Stanford University, California, United States. The university is conducting research that would lead to more comfortable contact lenses, or so the researchers claim. This would come as welcoming news to people who genuinely struggle to either get the contact lenses in to start with or the ones who can't wear them for long.
Why on earth did this research suddenly pop up at Stanford University?
The culprit was a graduate student named Saad Bhamla. He said: "As a student, I had to stop wearing lenses due to the increased discomfort." Turns out, his eyes would dry up during the day leaving him with discomfort. He conducted the research in Gerald Fuller's chemical engineering laboratory, according to Stanford University's website. "Focusing my PhD thesis to understand this problem was both a personal and professional goal." How about that for writing about what you know?
In the States, it is claimed that 30 million people are wearing contact lenses and around half of them go back to their glasses because of levels of discomfort. So the idea was spawned to create a film that would work with a contact lens and make wearing them more comfortable. They did this by researching the lipid layer - the oily coating on the tear film - that protects the eye by retaining liquid and being strong enough to keep things out.
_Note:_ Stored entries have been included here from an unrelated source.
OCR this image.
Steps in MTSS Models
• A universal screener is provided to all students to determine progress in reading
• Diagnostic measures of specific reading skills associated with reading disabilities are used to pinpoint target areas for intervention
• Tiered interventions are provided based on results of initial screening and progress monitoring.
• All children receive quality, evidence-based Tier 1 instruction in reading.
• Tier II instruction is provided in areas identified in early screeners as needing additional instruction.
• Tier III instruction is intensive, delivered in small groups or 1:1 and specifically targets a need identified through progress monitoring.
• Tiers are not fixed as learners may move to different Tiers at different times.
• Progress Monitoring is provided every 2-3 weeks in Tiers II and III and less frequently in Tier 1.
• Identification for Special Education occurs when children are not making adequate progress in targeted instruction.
The researchers say the lipid layer of the eye also stops the tear film from evaporating due to the temperature human eyes achieve (95 degrees Fahrenheit). Sounds like a really important layer to have, right?
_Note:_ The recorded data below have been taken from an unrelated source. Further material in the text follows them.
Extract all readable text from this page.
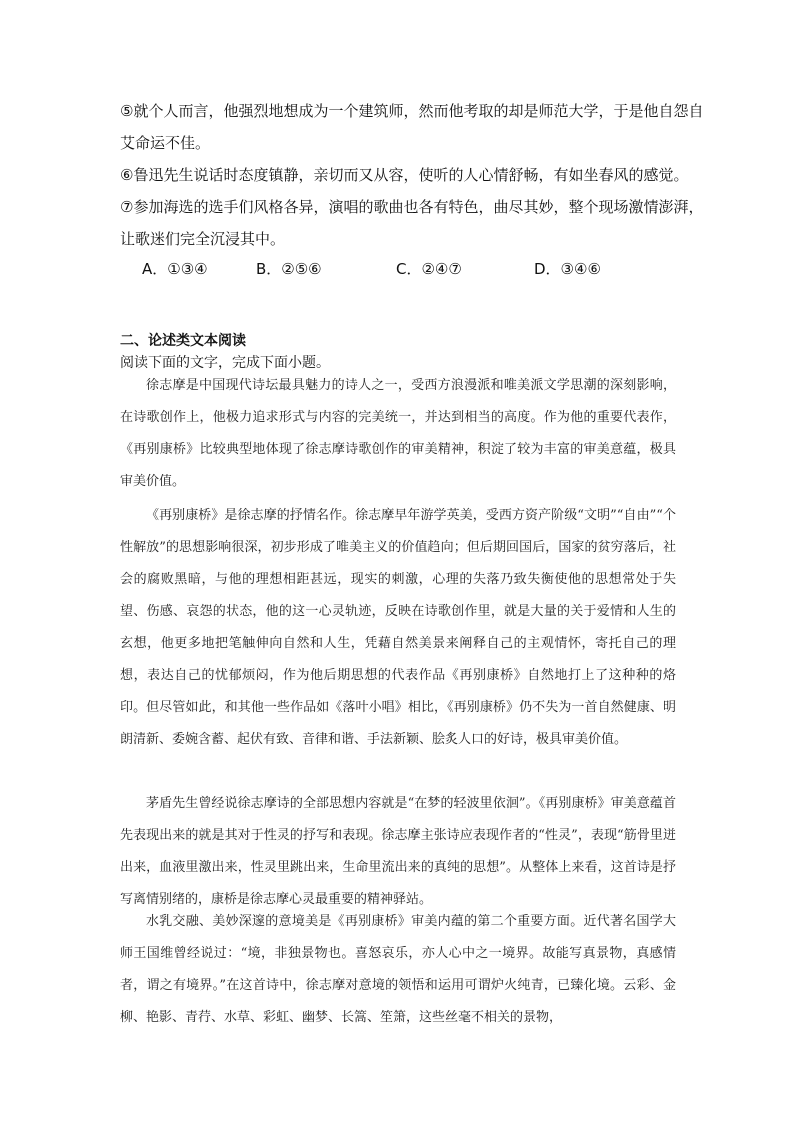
⑤就个人而言，他强烈地想成为一个建筑师，然而他考取的却是师范大学，于是他自怨自
艾命运不佳。
⑥鲁迅先生说话时态度镇静，亲切而又从容，使听的人心情舒畅，有如坐春风的感觉。
⑦参加海选的选手们风格各异，演唱的歌曲也各有特色，曲尽其妙，整个现场激情澎湃，
让歌迷们完全沉浸其中。
A．①③④	B．②⑤⑥	C．②④⑦	D．③④⑥
二、论述类文本阅读
阅读下面的文字，完成下面小题。
徐志摩是中国现代诗坛最具魅力的诗人之一，受西方浪漫派和唯美派文学思潮的深刻影响，在诗歌创作上，他极力追求形式与内容的完美统一，并达到相当的高度。作为他的重要代表作，《再别康桥》比较典型地体现了徐志摩诗歌创作的审美精神，积淀了较为丰富的审美意蕴，极具审美价值。
《再别康桥》是徐志摩的抒情名作。徐志摩早年游学英美，受西方资产阶级“文明”“自由”“个性解放”的思想影响很深，初步形成了唯美主义的价值趋向；但后期回国后，国家的贫穷落后，社会的腐败黑暗，与他的理想相距甚远，现实的刺激，心理的失落乃致失衡使他的思想常处于失望、伤感、哀怨的状态，他的这一心灵轨迹，反映在诗歌创作里，就是大量的关于爱情和人生的玄想，他更多地把笔触伸向自然和人生，凭藉自然美景来阐释自己的主观情怀，寄托自己的理想，表达自己的忧郁烦闷，作为他后期思想的代表作品《再别康桥》自然地打上了这种种的烙印。但尽管如此，和其他一些作品如《落叶小唱》相比，《再别康桥》仍不失为一首自然健康、明朗清新、委婉含蓄、起伏有致、音律和谐、手法新颖、脍炙人口的好诗，极具审美价值。
茅盾先生曾经说徐志摩诗的全部思想内容就是“在梦的轻波里依洄”。《再别康桥》审美意蕴首先表现出来的就是其对于性灵的抒写和表现。徐志摩主张诗应表现作者的“性灵”，表现“筋骨里迸出来，血液里激出来，性灵里跳出来，生命里流出来的真纯的思想”。从整体上来看，这首诗是抒写离情别绪的，康桥是徐志摩心灵最重要的精神驿站。
水乳交融、美妙深邃的意境美是《再别康桥》审美内蕴的第二个重要方面。近代著名国学大师王国维曾经说过：“境，非独景物也。喜怒哀乐，亦人心中之一境界。故能写真景物，真感情者，谓之有境界。”在这首诗中，徐志摩对意境的领悟和运用可谓炉火纯青，已臻化境。云彩、金柳、艳影、青荇、水草、彩虹、幽梦、长篙、笙箫，这些丝毫不相关的景物，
The researchers say that the answer to making comfortable contact lenses is engineering the lenses that don't interfere with the lipid layer and the job it is doing for the eye.
Bhamla along with the assistance of Gerald Fuller built a device called the Interfacial Dewetting and Drainage Optical Platform (i-DDrOP). This device will enable engineers to monitor and influence the tear film and perform different tasks upon it. This will - according to the researchers - lead to more comfortable contact lenses in the long run.
You can thank them later. First stop your dry, red eyes from occurring.